调用后,如果分布式后端没有被初始化后,此时会初始化分布式后端。

使用案例:

python 复制代码
model_engine, optimizer, _, _ = deepspeed.initialize(args=cmd_args,
                                                     model=net,
                                                     model_parameters=net.parameters(),
                                                     training_data=ds)

API如下:

python 复制代码
def initialize(args=None,
               model: torch.nn.Module = None,
               optimizer: Optional[Union[Optimizer, DeepSpeedOptimizerCallable]] = None,
               model_parameters: Optional[torch.nn.Module] = None,
               training_data: Optional[torch.utils.data.Dataset] = None,
               lr_scheduler: Optional[Union[_LRScheduler, DeepSpeedSchedulerCallable]] = None,
               distributed_port: int = TORCH_DISTRIBUTED_DEFAULT_PORT,
               mpu=None,
               dist_init_required: Optional[bool] = None,
               collate_fn=None,
               config=None,
               config_params=None):
    """Initialize the DeepSpeed Engine.

    Arguments:
        args: an object containing local_rank and deepspeed_config fields.
            This is optional if `config` is passed.

        model: Required: nn.module class before apply any wrappers

        optimizer: Optional: a user defined Optimizer or Callable that returns an Optimizer object.
            This overrides any optimizer definition in the DeepSpeed json config.

        model_parameters: Optional: An iterable of torch.Tensors or dicts.
            Specifies what Tensors should be optimized.
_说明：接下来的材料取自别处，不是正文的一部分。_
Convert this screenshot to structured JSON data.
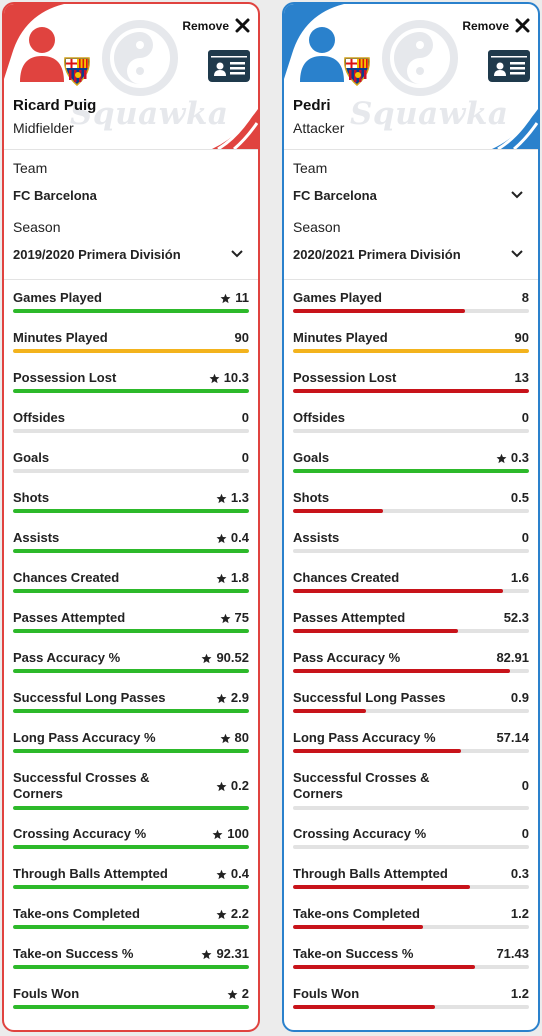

        training_data: Optional: Dataset of type torch.utils.data.Dataset

        lr_scheduler: Optional: Learning Rate Scheduler Object or a Callable that takes an Optimizer and returns a Scheduler object.
            The scheduler object should define a get_lr(), step(), state_dict(), and load_state_dict() methods

        distributed_port: Optional: Master node (rank 0)'s free port that needs to be used for communication during distributed training

        mpu: Optional: A model parallelism unit object that implements
            get_{model,data}_parallel_{rank,group,world_size}()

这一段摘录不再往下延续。